If climbing remains a male-dominated activity, offwidth crack climbing is the pinnacle of that inequality. Pamela Pack learned offwidth climbing the hard way when a devastating forearm injury rendered her unable to crimp, but her hand stacking abilities and ability to endure enormous levels of pressure were unaffected by this injury.
Q&A with Pro Climber, Pamela Pack
We have admired Pamela's passion for climbing and her artistic climbing style. When most people see a photo or video of Pamela climbing they are in awe of the beauty surrounding her as she moves up these zipper like criss crossing gaps etched into the mountain side millions of years ago. As you admire it closer you can appreciate the amount of thought, skill and focus she is putting into each move as she climbs up.
Q: How did you start rock climbing?
Pamela Pack: Well I started climbing when I was 15, my parents sent me to an Outward bound course. I went on an alpine mountaineering course and thats really when I started climbing. I had a bad injury when I was a kid and couldn't do much for a couple of years. Got back into climbing in college and the last 10 years have been a full time climber.
Q: Did you start climbing in a specific style?

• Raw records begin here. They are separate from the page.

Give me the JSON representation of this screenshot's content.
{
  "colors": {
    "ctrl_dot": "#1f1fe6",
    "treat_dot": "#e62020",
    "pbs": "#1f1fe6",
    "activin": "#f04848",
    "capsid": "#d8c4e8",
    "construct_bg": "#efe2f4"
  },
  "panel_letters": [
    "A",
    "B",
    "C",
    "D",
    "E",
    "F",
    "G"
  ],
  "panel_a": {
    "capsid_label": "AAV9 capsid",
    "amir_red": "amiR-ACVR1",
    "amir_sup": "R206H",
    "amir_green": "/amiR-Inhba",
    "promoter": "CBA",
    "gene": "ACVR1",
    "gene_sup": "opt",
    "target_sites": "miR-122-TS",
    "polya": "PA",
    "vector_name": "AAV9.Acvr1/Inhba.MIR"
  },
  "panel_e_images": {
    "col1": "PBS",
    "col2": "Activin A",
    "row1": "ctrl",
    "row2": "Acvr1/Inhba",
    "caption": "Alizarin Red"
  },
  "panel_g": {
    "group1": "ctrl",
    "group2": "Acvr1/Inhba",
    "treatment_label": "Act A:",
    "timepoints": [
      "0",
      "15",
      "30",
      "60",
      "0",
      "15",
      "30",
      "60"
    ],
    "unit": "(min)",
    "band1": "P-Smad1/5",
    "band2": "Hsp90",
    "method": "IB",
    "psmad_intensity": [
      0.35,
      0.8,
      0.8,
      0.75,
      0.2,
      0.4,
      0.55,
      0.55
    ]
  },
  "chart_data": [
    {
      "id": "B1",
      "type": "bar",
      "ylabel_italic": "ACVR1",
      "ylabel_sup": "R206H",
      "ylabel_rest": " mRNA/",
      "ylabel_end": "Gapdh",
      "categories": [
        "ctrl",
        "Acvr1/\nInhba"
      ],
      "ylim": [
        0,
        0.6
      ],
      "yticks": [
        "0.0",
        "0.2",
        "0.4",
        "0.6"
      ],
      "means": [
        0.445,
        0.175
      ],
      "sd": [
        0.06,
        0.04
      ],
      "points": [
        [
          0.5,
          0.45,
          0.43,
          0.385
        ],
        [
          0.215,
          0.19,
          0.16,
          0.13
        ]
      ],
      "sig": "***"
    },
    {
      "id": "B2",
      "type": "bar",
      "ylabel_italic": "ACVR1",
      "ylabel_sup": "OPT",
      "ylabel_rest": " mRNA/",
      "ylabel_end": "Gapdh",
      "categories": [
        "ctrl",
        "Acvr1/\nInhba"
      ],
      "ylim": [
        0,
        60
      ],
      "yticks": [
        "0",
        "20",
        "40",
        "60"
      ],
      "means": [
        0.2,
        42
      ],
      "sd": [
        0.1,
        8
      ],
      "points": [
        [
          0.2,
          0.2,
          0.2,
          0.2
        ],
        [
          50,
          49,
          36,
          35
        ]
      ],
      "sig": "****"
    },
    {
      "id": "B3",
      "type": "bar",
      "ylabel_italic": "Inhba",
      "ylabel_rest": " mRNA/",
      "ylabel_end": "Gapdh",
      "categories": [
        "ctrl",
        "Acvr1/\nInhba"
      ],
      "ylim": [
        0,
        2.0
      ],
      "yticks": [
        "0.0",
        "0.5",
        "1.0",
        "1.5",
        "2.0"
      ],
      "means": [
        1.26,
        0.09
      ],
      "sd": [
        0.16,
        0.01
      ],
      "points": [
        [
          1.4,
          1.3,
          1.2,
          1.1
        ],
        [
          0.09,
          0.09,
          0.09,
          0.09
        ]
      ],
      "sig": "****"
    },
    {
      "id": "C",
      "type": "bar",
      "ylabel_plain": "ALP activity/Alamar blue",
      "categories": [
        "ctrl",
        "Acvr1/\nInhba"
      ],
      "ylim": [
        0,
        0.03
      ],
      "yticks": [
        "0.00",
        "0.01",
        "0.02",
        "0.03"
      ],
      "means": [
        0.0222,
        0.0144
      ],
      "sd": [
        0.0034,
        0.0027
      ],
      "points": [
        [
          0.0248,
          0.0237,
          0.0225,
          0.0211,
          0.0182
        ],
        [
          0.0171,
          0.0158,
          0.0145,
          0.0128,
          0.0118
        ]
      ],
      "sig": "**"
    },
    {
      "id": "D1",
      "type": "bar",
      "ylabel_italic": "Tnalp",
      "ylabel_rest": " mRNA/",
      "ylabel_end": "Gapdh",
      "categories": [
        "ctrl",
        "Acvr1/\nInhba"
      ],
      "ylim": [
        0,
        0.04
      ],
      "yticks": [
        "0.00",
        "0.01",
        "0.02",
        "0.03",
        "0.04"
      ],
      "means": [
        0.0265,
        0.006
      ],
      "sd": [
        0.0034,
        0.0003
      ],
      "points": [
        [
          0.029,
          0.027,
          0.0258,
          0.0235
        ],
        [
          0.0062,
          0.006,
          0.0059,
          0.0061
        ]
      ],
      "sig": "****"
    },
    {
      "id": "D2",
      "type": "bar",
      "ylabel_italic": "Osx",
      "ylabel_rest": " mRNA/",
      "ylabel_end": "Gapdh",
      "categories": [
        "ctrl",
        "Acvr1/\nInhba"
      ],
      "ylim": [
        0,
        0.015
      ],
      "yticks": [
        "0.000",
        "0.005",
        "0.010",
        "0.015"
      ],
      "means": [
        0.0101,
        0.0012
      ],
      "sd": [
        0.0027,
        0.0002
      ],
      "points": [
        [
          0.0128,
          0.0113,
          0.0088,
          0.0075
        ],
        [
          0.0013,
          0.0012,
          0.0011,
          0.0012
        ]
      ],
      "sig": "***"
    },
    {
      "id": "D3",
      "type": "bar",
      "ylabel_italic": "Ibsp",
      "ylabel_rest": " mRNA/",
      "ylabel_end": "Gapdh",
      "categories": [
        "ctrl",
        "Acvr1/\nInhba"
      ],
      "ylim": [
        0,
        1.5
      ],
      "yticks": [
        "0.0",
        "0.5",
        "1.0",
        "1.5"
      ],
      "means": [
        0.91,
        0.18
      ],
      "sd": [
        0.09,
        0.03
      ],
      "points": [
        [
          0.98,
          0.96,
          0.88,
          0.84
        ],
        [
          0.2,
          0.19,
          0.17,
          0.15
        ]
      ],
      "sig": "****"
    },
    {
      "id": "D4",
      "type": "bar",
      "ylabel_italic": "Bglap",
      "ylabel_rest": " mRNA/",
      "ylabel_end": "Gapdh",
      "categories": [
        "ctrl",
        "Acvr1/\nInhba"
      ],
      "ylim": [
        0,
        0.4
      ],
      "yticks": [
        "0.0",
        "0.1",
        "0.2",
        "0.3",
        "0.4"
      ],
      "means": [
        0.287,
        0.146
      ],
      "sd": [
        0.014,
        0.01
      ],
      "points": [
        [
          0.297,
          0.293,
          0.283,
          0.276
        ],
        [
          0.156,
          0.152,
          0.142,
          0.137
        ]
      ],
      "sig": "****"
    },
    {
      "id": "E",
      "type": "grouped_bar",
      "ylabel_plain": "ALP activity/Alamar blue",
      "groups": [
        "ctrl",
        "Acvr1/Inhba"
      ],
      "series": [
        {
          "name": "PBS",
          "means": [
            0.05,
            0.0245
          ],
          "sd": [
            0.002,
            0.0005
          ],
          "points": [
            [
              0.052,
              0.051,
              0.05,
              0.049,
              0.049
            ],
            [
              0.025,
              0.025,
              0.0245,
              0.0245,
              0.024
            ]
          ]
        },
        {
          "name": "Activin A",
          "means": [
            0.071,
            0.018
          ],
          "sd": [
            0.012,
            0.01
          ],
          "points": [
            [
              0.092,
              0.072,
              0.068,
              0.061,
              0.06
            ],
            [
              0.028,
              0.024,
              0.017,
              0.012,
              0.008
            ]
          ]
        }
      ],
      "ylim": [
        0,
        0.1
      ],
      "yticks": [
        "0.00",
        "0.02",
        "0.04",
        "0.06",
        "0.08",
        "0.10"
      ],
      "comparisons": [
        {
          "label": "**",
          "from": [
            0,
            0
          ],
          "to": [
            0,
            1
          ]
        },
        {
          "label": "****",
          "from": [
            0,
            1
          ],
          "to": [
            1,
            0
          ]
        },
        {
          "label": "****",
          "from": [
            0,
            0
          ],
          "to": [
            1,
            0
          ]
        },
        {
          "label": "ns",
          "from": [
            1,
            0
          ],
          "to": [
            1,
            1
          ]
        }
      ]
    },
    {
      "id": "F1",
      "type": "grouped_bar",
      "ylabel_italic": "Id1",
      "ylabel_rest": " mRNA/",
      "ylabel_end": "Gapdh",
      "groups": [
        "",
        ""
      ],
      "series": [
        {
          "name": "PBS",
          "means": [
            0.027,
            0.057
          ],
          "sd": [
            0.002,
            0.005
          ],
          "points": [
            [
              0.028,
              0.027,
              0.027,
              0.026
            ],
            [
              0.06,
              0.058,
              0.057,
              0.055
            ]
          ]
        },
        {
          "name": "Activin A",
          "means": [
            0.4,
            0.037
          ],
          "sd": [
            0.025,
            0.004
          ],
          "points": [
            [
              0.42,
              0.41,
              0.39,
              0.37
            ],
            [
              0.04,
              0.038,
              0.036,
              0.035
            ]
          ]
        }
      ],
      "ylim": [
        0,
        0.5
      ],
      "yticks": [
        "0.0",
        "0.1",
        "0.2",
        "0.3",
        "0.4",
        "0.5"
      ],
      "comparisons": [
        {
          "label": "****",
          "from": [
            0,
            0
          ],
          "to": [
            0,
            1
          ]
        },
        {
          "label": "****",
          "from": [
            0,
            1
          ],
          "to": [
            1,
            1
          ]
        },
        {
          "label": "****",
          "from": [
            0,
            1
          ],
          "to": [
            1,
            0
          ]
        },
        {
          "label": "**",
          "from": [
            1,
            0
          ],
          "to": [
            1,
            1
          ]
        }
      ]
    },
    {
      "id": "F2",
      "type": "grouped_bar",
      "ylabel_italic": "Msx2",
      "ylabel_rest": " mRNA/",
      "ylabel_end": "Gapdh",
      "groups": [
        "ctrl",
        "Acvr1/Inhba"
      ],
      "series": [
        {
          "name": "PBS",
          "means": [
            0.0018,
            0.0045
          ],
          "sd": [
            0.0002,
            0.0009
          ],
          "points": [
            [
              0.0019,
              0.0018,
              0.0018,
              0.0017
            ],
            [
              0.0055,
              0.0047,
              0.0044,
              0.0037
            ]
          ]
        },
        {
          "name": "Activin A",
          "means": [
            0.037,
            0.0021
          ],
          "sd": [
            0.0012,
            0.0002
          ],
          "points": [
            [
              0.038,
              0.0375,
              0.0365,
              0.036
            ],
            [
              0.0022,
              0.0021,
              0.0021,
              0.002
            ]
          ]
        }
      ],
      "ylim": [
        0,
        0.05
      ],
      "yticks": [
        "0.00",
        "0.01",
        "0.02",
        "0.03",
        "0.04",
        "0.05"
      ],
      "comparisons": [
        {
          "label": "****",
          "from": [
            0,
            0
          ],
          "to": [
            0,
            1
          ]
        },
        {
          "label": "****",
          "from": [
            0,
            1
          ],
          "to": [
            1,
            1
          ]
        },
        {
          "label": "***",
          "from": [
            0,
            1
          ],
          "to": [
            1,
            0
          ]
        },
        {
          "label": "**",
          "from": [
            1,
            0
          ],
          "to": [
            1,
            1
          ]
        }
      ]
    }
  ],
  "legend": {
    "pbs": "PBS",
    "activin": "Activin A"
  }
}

Pamela Pack: Yea, I actually started climbing a totally different style. I was indoor climbing, sport climbing, outdoor sports climbing, boulders and big walls. My biggest obsession was ice climbing but one winter I had a really bad injury. My forearms developed chronic exhaustion compartment syndrome, which means there is so much pressure in the muscle compartments that it causes nerve damage. A number of surgeons told me to stop climbing so I began looking through my books and came across offwidth. I came out to Vedauwoo, Wyoming where I am now and climbed upside down and been doing it ever since. Offwidth means it's bigger than your fist and it's where you start stacking body parts while you climb. So like hand stacks, hand fist stacks, double fist stacks and climbing upside down. I figured I could do this because it doesn't involve crimping.
Q: You received a Golden Piton award in 2009, was that for Gabriel?
Pamela Pack: That was for the route Gabriel, and that was really funny because that was before I was a professional climber. I heard there was a route in Zion that no one could do and they have been working on it for 10 years. I did the first ascent of it and at the time I really didn't know what I had done. I was like wow it was really hard a 70 ft inverted style offwidth route. I came home for Christmas and I got a call saying you won the Golden Piton award and I didn't even know what that was. I realized what it was which was for established the most significant new traditional style climb that year. That was the turning point and when I became a professional sponsored climber. It was amazing on one hand but a lot of pressure on the other. It was a plus because the style I do, offwidth wasn't popular and very few women climbed offwidth.
Q: When you are looking at a potential route for the first time how do you plan it?
Pamela Pack: I drive around with my spotting scope and I look at walls and hike for hours and hours. I have a modified lifted truck so I can go anywhere I want to and I look up for lines. I look for lines that are aesthetically spectacular, I like lines with zigzags. Then I will hike out to the base of the lines, look up and study to see if they are possible. I want a new route that captivates me, once that happens I become obsessed. The zigzags are more challenging physically and I like routes that require something new.
Q: Do the routes change realtime while climbing?
Pamela Pack: It's interesting because I will look up and what I think looks like how I'm gonna do it may change when I'm part way up a route. That might occur 100, 200 or 300 ft and realize there is something I can't get around or something I'm climbing is detached some how. I'll have a plan that I'm gonna climb this 400 ft and walk away but it never works out that way. Often what I think looks like a certain size will be dramatically different size when I get to it. But I love it, love the adventure, love being where people have never been.